Functional calculus and multi-analytic models on regular Λ-polyballs

Abstract

In a recent paper, we introduced the standard k-tuple S:=(S1,…,Sk) of pure row isometries Si:=[Si,1⋯Si,ni] acting on the Hilbert space ℓ2(Fn1+×⋯×Fnk+), where Fn+ is the unital free semigroup with n generators, and showed that S is the universal k-tuple of doubly Λ-commuting row isometries, i.e.Si,s⁎Sj,t=λij(s,t)‾Sj,tSi,s⁎ for every i,j∈{1,…,k} with i≠j and every s∈{1,…,ni}, t∈{1,…,nj}, where Λij:=[λi,j(s,t)] is an ni×nj-matrix with the entries in T:={z∈C:|z|=1} and Λj,i=Λi,j⁎. It was also proved that the set of all k-tuples T:=(T1,…,Tk) of row operators Ti:=[Ti,1⋯Ti,ni] acting on a Hilbert space H which admit S as universal model, i.e. there is a Hilbert space D such that H is jointly co-invariant for all operators Si,s⊗ID andTi,s⁎=(Si,s⁎⊗ID)|H,i∈{1,…,k} and s∈{1,…,ni}, consists of the pure elements of a set BΛ(H) which was called the regular Λ-polyball. The goal of the present paper is to introduce and study noncommutative Hardy spaces associated with the regular Λ-polyball, to develop a functional calculus on noncommutative Hardy spaces for the completely non-coisometric (c.n.c.) k-tuples in BΛ(H), and to study the characteristic functions and the associated multi-analytic models for the c.n.c. elements in the regular Λ-polyball. In addition, we show that the characteristic function is a complete unitary invariant for the class of c.n.c. k-tuples in BΛ(H).
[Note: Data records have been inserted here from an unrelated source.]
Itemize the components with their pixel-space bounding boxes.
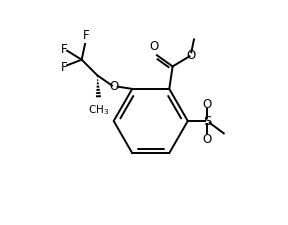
Text: F: F	[60, 61, 67, 74]
Text: F: F	[83, 29, 90, 42]
Text: O: O	[187, 49, 196, 62]
Text: O: O	[149, 40, 159, 53]
Text: O: O	[110, 80, 119, 93]
Text: O: O	[202, 133, 211, 145]
Text: CH$_3$: CH$_3$	[88, 102, 109, 116]
Text: O: O	[202, 97, 211, 110]
Text: F: F	[60, 43, 67, 56]
Text: S: S	[203, 115, 212, 128]
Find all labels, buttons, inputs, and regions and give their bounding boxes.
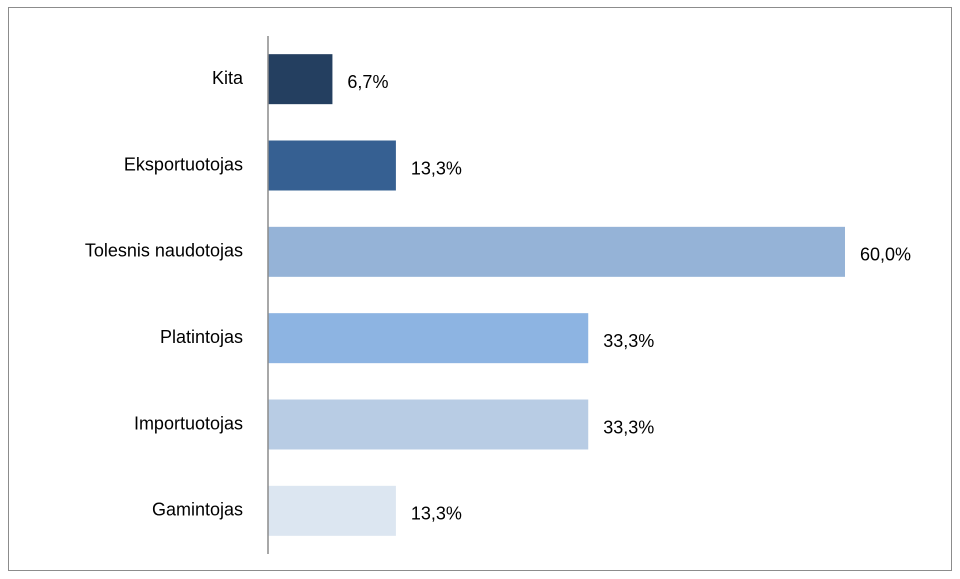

These results extend the corresponding classical results of Sz.-Nagy–Foiaş for contractions and the noncommutative versions for row contractions. In the particular case when n1=⋯=nk=1 and Λij=1, we obtain a functional calculus and operator model theory in terms of characteristic functions for k-tuples of contractions satisfying Brehmer condition.